A hydrofoil is a fancy name for a boat, by the way.
As soon as you get to the pier at Peterhof (after about 30 minutes of trying to stay warm on the boat) you’ll be met with a ticket boot before you can even see the Palace. You won’t get any further without a ticket so you might as well pay up. They offer discounts, so make sure you bring a student ID if you have one!
Once you are past the first (!!) ticket booth you can roam around the gardens as you please. The walk up to the Palace is so nice, and the closer you get the more details you’ll notice. Those Russians sure knew how to mesmerize..
Now for some history. The Palace was commissioned by Peter the Great in the early 1700s, and was modelled after and inspired by the Palace of Versailles. Hey, if the French can do it.. After his death, several Tsars to come expanded the property and main Palace for almost 100 years. It was called the Summer Palace (as opposed to the Hermitage and Winter Palace in central St. Petersburg), as the Tsars and their families would spend the warmer months here. Seeing it in the sun made it quite clear why they would take refuge there, and I definitely wouldn’t say no to a summer or two there either.
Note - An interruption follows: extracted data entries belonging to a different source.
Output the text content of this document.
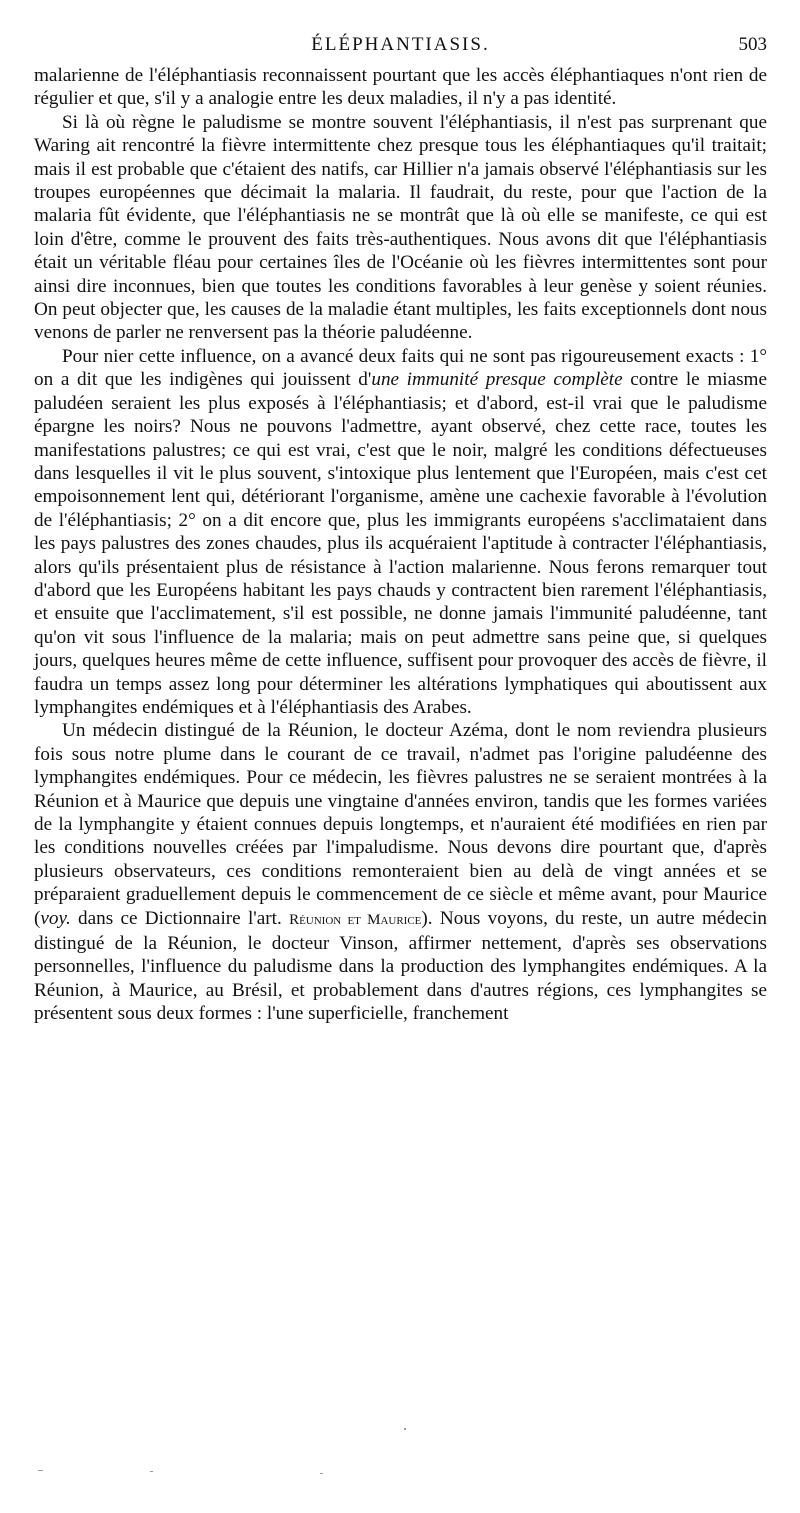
ÉLÉPHANTIASIS.	503

malarienne de l'éléphantiasis reconnaissent pourtant que les accès éléphantiaques n'ont rien de régulier et que, s'il y a analogie entre les deux maladies, il n'y a pas identité.

Si là où règne le paludisme se montre souvent l'éléphantiasis, il n'est pas surprenant que Waring ait rencontré la fièvre intermittente chez presque tous les éléphantiaques qu'il traitait; mais il est probable que c'étaient des natifs, car Hillier n'a jamais observé l'éléphantiasis sur les troupes européennes que décimait la malaria. Il faudrait, du reste, pour que l'action de la malaria fût évidente, que l'éléphantiasis ne se montrât que là où elle se manifeste, ce qui est loin d'être, comme le prouvent des faits très-authentiques. Nous avons dit que l'éléphantiasis était un véritable fléau pour certaines îles de l'Océanie où les fièvres intermittentes sont pour ainsi dire inconnues, bien que toutes les conditions favorables à leur genèse y soient réunies. On peut objecter que, les causes de la maladie étant multiples, les faits exceptionnels dont nous venons de parler ne renversent pas la théorie paludéenne.

Pour nier cette influence, on a avancé deux faits qui ne sont pas rigoureusement exacts : 1° on a dit que les indigènes qui jouissent d'une immunité presque complète contre le miasme paludéen seraient les plus exposés à l'éléphantiasis; et d'abord, est-il vrai que le paludisme épargne les noirs? Nous ne pouvons l'admettre, ayant observé, chez cette race, toutes les manifestations palustres; ce qui est vrai, c'est que le noir, malgré les conditions défectueuses dans lesquelles il vit le plus souvent, s'intoxique plus lentement que l'Européen, mais c'est cet empoisonnement lent qui, détériorant l'organisme, amène une cachexie favorable à l'évolution de l'éléphantiasis; 2° on a dit encore que, plus les immigrants européens s'acclimataient dans les pays palustres des zones chaudes, plus ils acquéraient l'aptitude à contracter l'éléphantiasis, alors qu'ils présentaient plus de résistance à l'action malarienne. Nous ferons remarquer tout d'abord que les Européens habitant les pays chauds y contractent bien rarement l'éléphantiasis, et ensuite que l'acclimatement, s'il est possible, ne donne jamais l'immunité paludéenne, tant qu'on vit sous l'influence de la malaria; mais on peut admettre sans peine que, si quelques jours, quelques heures même de cette influence, suffisent pour provoquer des accès de fièvre, il faudra un temps assez long pour déterminer les altérations lymphatiques qui aboutissent aux lymphangites endémiques et à l'éléphantiasis des Arabes.

Un médecin distingué de la Réunion, le docteur Azéma, dont le nom reviendra plusieurs fois sous notre plume dans le courant de ce travail, n'admet pas l'origine paludéenne des lymphangites endémiques. Pour ce médecin, les fièvres palustres ne se seraient montrées à la Réunion et à Maurice que depuis une vingtaine d'années environ, tandis que les formes variées de la lymphangite y étaient connues depuis longtemps, et n'auraient été modifiées en rien par les conditions nouvelles créées par l'impaludisme. Nous devons dire pourtant que, d'après plusieurs observateurs, ces conditions remonteraient bien au delà de vingt années et se préparaient graduellement depuis le commencement de ce siècle et même avant, pour Maurice (voy. dans ce Dictionnaire l'art. Réunion et Maurice). Nous voyons, du reste, un autre médecin distingué de la Réunion, le docteur Vinson, affirmer nettement, d'après ses observations personnelles, l'influence du paludisme dans la production des lymphangites endémiques. A la Réunion, à Maurice, au Brésil, et probablement dans d'autres régions, ces lymphangites se présentent sous deux formes : l'une superficielle, franchement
If you want to read about my visit to the French equivalent; the Palace of Versailles, you can check it out here!
Once you reach the Palace you’ll be prompted by the serious Russians at the door (just a heads up, there aren’t many smiles in this country) to queue up for another ticket booth. Since there are no signs whatsoever in English, just thank them and go with it. The original ticket you bought was for the garden only, and you’ll need another one if you wish to enter the actual Palace. The tickets aren’t too expensive, so you won’t really mind. As a student my tickets were 550 RUB, and I believe that was half price of the regular fare. The stubs themselves are worth saving as well, and they even match the ones from the Winter Palace!
Inside the Palace they had a rather strict no photo policy. My sister and I still tried to sneak a couple of snaps for our MyStories in between drooling of envy and planning the lavish dinner parties we would host for our entire family in the dining room. All in all the Palace was a perfect size, and with a mere 30ish rooms I could definitely see myself living there and not getting lost. It would even fit in one picture, which is more than I could say for Versailles.
Visiting Peterhof should be high on your list if you are ever heading to Russia and St. Petersburg. We visited in October, and even though it was extremely cold (even for Norwegians), I believe going outside the main tourist season left us with a great experience. Also on the plus side; there were hardly any people around to photobomb – all though I know a few tour groups that could have used a kick in the behind.